Cette belle Aurore, ce Soleil scintillant.

Pantalon, à part. Peut-on être plus transi ? Il parle même en vers rimés !

Tartagliona
Belle, je ne puis le nier ; ma fille

Votre visage me montre la beauté.

9Bas à Brighella.

Je lui envoie une de tes terribles phrases :

« Vous êtes très belle ; mais plus belle serez

Si la pomme qui chante en main vous avez. »

Tartaglia
Hé, que diable dites-vous là, vieille mégère ?

Pantalon. Ça, c’est vraiment chercher la petite bête.

Barbarina, énervée, à Sméraldine.

Est-il possible, Sméraldine ? Ah, malheur !

Donc je ne possède pas la pomme qui chante ?

Sméraldine
Ne vous ai-je pas dit qu’il vous manquait quelque chose ?

Tartagliona, bas à Brighella.
Poète, attention, je termine le travail.

« Ma fille, vous êtes belle ; mais plus belle serez

Si l’eau d’or qui danse dans l’autre main avez ».

Tartaglia
Aïe, mère sans cœur, que dites-vous donc ?

Pantalon, à part. Il lui manque la pomme qui chante et l’eau qui danse ? C’est encore plus fort que les boniments de Cappello sur la Piazzetta3 !

Barbarina, en fureur.
Ces reproches, à moi ? Que le monde périsse,

Mais que jamais l’on ne dise que je n’ai pas

L’eau qui danse et la pomme qui chante.

10Elle sort avec emportement.

Sméraldine
Et les étoiles en sauce, et le soleil en friture. Elle sort.

Brighella, à part.
Grande est la force de la vanité sur le cœur

De l’homme, et grande sur l’âme celle de la poésie. Il sort.

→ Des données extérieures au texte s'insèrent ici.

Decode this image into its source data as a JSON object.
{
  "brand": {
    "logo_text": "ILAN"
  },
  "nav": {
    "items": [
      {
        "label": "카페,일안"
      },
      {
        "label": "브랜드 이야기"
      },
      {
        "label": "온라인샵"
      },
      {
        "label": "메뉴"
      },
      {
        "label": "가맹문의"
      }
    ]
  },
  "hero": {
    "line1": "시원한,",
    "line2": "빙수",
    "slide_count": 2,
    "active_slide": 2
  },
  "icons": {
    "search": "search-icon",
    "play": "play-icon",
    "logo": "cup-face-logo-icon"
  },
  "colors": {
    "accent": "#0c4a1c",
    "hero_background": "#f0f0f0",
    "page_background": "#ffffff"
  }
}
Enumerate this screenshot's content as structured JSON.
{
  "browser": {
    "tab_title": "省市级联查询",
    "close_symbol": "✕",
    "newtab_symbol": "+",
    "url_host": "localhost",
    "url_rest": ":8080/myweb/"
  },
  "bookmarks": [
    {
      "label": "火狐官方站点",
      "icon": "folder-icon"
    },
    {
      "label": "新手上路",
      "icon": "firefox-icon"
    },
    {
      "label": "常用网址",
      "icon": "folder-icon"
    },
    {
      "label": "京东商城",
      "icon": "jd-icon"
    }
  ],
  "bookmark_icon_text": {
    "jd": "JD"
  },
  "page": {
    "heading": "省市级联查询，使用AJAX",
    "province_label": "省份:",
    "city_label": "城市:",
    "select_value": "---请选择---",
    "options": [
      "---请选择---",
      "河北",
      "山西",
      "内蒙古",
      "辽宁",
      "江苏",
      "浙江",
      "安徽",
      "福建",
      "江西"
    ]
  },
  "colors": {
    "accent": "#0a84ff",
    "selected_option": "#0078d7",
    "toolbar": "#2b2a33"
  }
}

Pantalon, à part. Le fils est tout pâle. La sorcière jubile. Moi, je m’esbigne, car pour un peu d’eau et pour une pomme, je ne veux pas être ici spectateur d’une scène tragique et sanguinaire entre une mère et son fils. Il sort.

Tartaglia
Mère tyrannique, vous n’êtes donc jamais

Rassasiée de faire crever vos semblables ?

Tartagliona
Qu’est-ce que je t’ai fait, fils téméraire ?

Tartaglia, menaçant.
Si vous n’étiez pas ma mère… Par le ciel…

Tartagliona
Arrête-toi, scélérat. Que t’ai-je fait ?

Tartaglia
Vous, envieuse de la beauté d’une autre,

Vous faites courir à celle que j’aime

Le risque de laisser sa peau dans cette quête.

Car ne savez-vous pas quel mortel danger

Il y a à chercher cette pomme qui chante,

Et cette eau d’or musicienne qui danse ?

Oubliez-vous, vieille mocheté,

Qu’il est loin le temps où Berthe filait4 ?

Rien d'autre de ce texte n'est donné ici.